Susan Taylor est morte à l’hôpital de Boulogne-sur-Mer (nord de la France) vers 19H15 (17H15 GMT), après sa tentative de traversée pour le compte d’associations caritatives.

Selon la page internet de ces organisations, la jeune femme a récolté près de 3.000 livres (3.500 euros) en faveur de l’établissement de soins palliatifs pour enfants Rainbows, ainsi que 2.200 livres pour l’association Diabète au Royaume-Uni (Diabets in UK).

Les donations continuaient d’affluer après sa mort.

« Moins de 1.000 personnes sont parvenues à terminer la traversée à la nage des 34 kilomètres de la Manche, alors que plus de 3.000 ont atteint le plus haut sommet du monde », avait écrit la nageuse sur son site internet.
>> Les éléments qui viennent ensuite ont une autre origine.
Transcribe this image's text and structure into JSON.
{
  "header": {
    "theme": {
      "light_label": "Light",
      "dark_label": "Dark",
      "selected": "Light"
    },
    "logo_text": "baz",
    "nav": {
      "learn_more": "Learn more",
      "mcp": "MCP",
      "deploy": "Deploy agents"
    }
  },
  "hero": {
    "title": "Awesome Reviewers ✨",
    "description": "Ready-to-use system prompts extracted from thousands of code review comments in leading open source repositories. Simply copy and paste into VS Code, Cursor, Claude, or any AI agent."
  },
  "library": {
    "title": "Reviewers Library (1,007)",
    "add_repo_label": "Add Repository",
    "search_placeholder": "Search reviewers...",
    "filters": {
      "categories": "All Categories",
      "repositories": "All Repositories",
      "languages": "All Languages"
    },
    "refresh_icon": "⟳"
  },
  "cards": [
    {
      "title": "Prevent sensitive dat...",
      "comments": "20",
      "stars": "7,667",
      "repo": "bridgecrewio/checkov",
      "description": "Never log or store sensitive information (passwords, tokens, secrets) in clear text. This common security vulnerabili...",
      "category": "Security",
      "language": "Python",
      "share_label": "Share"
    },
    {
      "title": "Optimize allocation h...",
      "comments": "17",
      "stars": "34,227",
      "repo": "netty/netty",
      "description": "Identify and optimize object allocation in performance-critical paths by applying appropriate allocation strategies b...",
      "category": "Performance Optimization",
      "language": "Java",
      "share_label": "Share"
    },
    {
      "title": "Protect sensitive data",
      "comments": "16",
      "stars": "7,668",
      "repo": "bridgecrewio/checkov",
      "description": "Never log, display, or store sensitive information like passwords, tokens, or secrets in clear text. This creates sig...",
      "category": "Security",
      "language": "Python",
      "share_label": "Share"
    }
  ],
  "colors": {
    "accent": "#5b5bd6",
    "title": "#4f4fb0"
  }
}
Kevin Murphy, le secrétaire de la Fédération de natation et de pilotage dans la Manche, s’est entraîné en début d’année avec la jeune femme à Majorque.

« C’est incroyablement triste », a-t-il dit, ajoutant que « tout le monde est effondré parce que c’était une femme tellement agréable et gentille ».

Susan Taylor a été prise en charge par les secours alors qu’elle se trouvait dans le nord-est du cap Gris-Nez, dans la baie de Wissant (Pas-de-Calais), a indiqué dimanche soir la préfecture maritime de la Manche et de la mer du Nord (Premar).

Elle était accompagnée dans sa traversée d’un navire anglais de 10 mètres, le « Pathfinder », qui a alerté peu après 17H30 (15h30 GMT) le Centre régional opérationnel de surveillance et de sauvetage (CROSS) de Gris-Nez et demandé un défibrillateur.

Le CROSS a dépêché l’hélicoptère Dauphin de la marine nationale pour hélitreuiller la nageuse et le personnel paramédical présent à bord du navire accompagnateur, a ajouté la Premar.

Autorisée dans le sens Grande-Bretagne – France, par l’intermédiaire de deux associations reconnues par les autorités britanniques, la traversée à la nage au départ des côtes françaises est « formellement interdite (…) du fait de la dangerosité de la zone où le trafic maritime est particulièrement dense et où les conditions météorologiques peuvent parfois être difficiles », a rappelé la Premar.

Les conditions météo n’étaient pas mauvaises dimanche dans la zone, avec un vent soufflant à environ 9 km/h et une température de l’eau à 15°, selon la Premar.